Performance of various shock-capturing-type reconstruction schemes in the Boussinesq wave model, FUNWAVE-TVD

Abstract

In this study, we assessed the performance of five shock-capturing-type reconstruction schemes in modeling shallow water waves implemented in the public-domain Boussinesq model, FUNWAVE-TVD. The five shock-capturing schemes include two fourth-order Monotonic Upwind Scheme for Conservation Laws - Total Variation Diminishing (MUSCL-TVD) schemes with the Minimod and van-Leer limiters, respectively, a second-order MUSCL-TVD scheme with the van-Leer limiter, a fifth-order Weighted Essentially Non-Oscillatory (WENO) scheme, and a third-order Multi-dimensional Limiting Process (MLP) scheme. Numerical simulations on solitary waves and laboratory measurements showed that for one-dimensional simulations all five shock-capturing schemes maintain non-oscillatory properties, but exhibit different numerical dissipations. Numerical dissipation can be affected by both the order of shock-capturing schemes and choice of limiters. The van-Leer limiter is more dissipative than Minimod when used in fourth-order schemes, which is different from what would be inferred from the linear analysis for the second order. For two-dimensional problems, the shock-capturing schemes can generate either fewer or more high-frequency oscillations, depending on the applied Courant–Friedrichs–Lewy (CFL) number. The most stable results occur in the second-order MUSCL-TVD scheme with the van-Leer limiter, which has large numerical dissipation, and the third-order MLP scheme, which has the ability to control the oscillations in multi-dimensional simulations.
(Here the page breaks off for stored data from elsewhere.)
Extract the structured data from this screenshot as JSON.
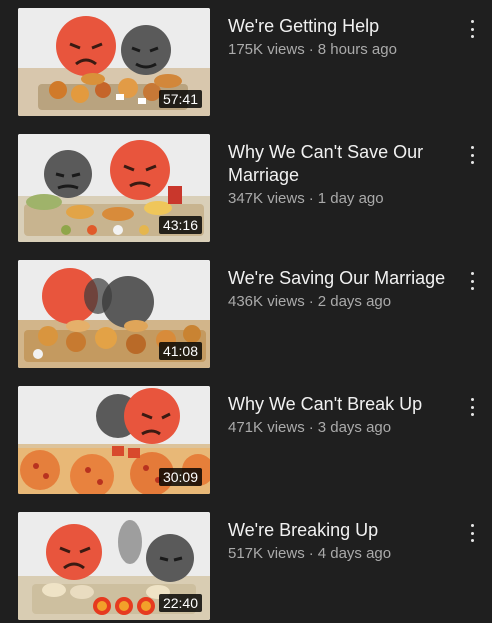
{
  "videos": [
    {
      "title": "We're Getting Help",
      "views": "175K views",
      "age": "8 hours ago",
      "duration": "57:41",
      "thumb_icon": "red-and-dark-emoji-over-fast-food-thumbnail"
    },
    {
      "title": "Why We Can't Save Our Marriage",
      "views": "347K views",
      "age": "1 day ago",
      "duration": "43:16",
      "thumb_icon": "dark-and-red-emoji-over-feast-thumbnail"
    },
    {
      "title": "We're Saving Our Marriage",
      "views": "436K views",
      "age": "2 days ago",
      "duration": "41:08",
      "thumb_icon": "red-and-dark-emoji-over-chicken-thumbnail"
    },
    {
      "title": "Why We Can't Break Up",
      "views": "471K views",
      "age": "3 days ago",
      "duration": "30:09",
      "thumb_icon": "dark-and-red-emoji-over-pizza-thumbnail"
    },
    {
      "title": "We're Breaking Up",
      "views": "517K views",
      "age": "4 days ago",
      "duration": "22:40",
      "thumb_icon": "red-and-dark-emoji-over-dumplings-thumbnail"
    }
  ],
  "separator": "·",
  "colors": {
    "background": "#1f1f1f",
    "title": "#f1f1f1",
    "meta": "#aaaaaa",
    "red_emoji": "#e8553d",
    "dark_emoji": "#5a5a5a"
  },
  "icons": [
    "more-vert-icon"
  ]
}
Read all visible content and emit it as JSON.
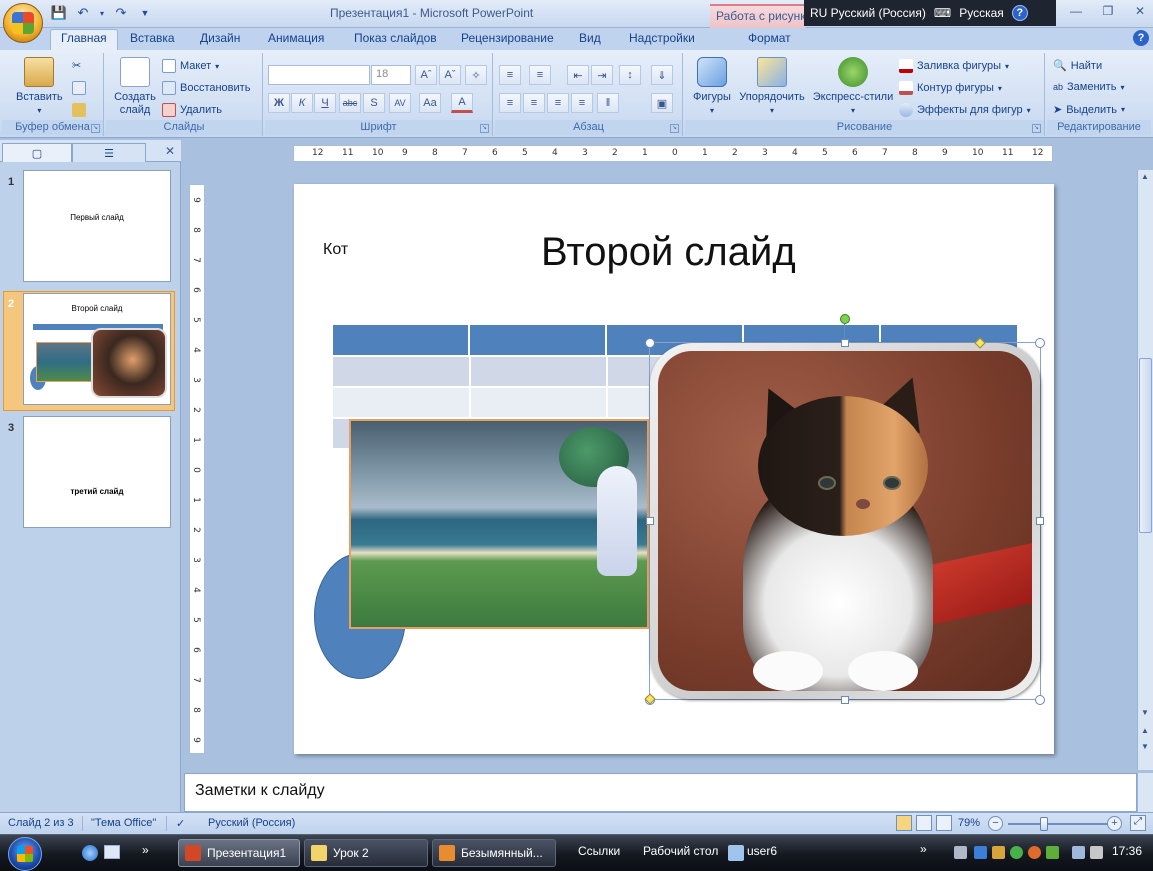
{
  "window": {
    "title": "Презентация1 - Microsoft PowerPoint",
    "context_tab_header": "Работа с рисунками",
    "language_indicator": "RU Русский (Россия)",
    "keyboard_layout": "Русская",
    "help": "?"
  },
  "ribbon_tabs": [
    {
      "label": "Главная",
      "active": true
    },
    {
      "label": "Вставка"
    },
    {
      "label": "Дизайн"
    },
    {
      "label": "Анимация"
    },
    {
      "label": "Показ слайдов"
    },
    {
      "label": "Рецензирование"
    },
    {
      "label": "Вид"
    },
    {
      "label": "Надстройки"
    },
    {
      "label": "Формат"
    }
  ],
  "ribbon": {
    "clipboard": {
      "paste": "Вставить",
      "label": "Буфер обмена"
    },
    "slides": {
      "new_slide_line1": "Создать",
      "new_slide_line2": "слайд",
      "layout": "Макет",
      "reset": "Восстановить",
      "delete": "Удалить",
      "label": "Слайды"
    },
    "font": {
      "font_size": "18",
      "label": "Шрифт"
    },
    "paragraph": {
      "label": "Абзац"
    },
    "drawing": {
      "shapes": "Фигуры",
      "arrange": "Упорядочить",
      "quick_styles": "Экспресс-стили",
      "shape_fill": "Заливка фигуры",
      "shape_outline": "Контур фигуры",
      "shape_effects": "Эффекты для фигур",
      "label": "Рисование"
    },
    "editing": {
      "find": "Найти",
      "replace": "Заменить",
      "select": "Выделить",
      "label": "Редактирование"
    }
  },
  "slides_panel": {
    "slides": [
      {
        "number": "1",
        "title": "Первый слайд"
      },
      {
        "number": "2",
        "title": "Второй слайд"
      },
      {
        "number": "3",
        "title": "третий слайд"
      }
    ]
  },
  "hruler_marks": [
    "12",
    "11",
    "10",
    "9",
    "8",
    "7",
    "6",
    "5",
    "4",
    "3",
    "2",
    "1",
    "0",
    "1",
    "2",
    "3",
    "4",
    "5",
    "6",
    "7",
    "8",
    "9",
    "10",
    "11",
    "12"
  ],
  "vruler_marks": [
    "9",
    "8",
    "7",
    "6",
    "5",
    "4",
    "3",
    "2",
    "1",
    "0",
    "1",
    "2",
    "3",
    "4",
    "5",
    "6",
    "7",
    "8",
    "9"
  ],
  "slide": {
    "caption": "Кот",
    "title": "Второй слайд"
  },
  "notes": {
    "placeholder": "Заметки к слайду"
  },
  "statusbar": {
    "slide_counter": "Слайд 2 из 3",
    "theme": "\"Тема Office\"",
    "language": "Русский (Россия)",
    "zoom": "79%"
  },
  "taskbar": {
    "buttons": [
      {
        "label": "Презентация1",
        "active": true
      },
      {
        "label": "Урок 2"
      },
      {
        "label": "Безымянный..."
      }
    ],
    "toolbar_links": "Ссылки",
    "desktop": "Рабочий стол",
    "user_folder": "user6",
    "clock": "17:36"
  },
  "colors": {
    "table_header": "#4f81bd",
    "table_row_light": "#d0d8e8",
    "table_row_lighter": "#e9edf4",
    "oval": "#4f81bd"
  }
}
The wavelet analysis showed that high-frequency oscillations usually occur at later time and thus affect long-time simulation. Decreasing the CFL number is an effective way of reducing high-frequency oscillations in two-dimensional applications. Models with different shock-capturing schemes can predict similar strength and patterns of wave-induced currents in the breaking wave application. However, the analysis based on the vorticity or enstrophy (integral of the square of the vorticity) calculations show that the schemes with higher numerical dissipation have more significant damping effect on the vorticity field, which may affect the model accuracy in predicting wave-current interaction in a long time simulation.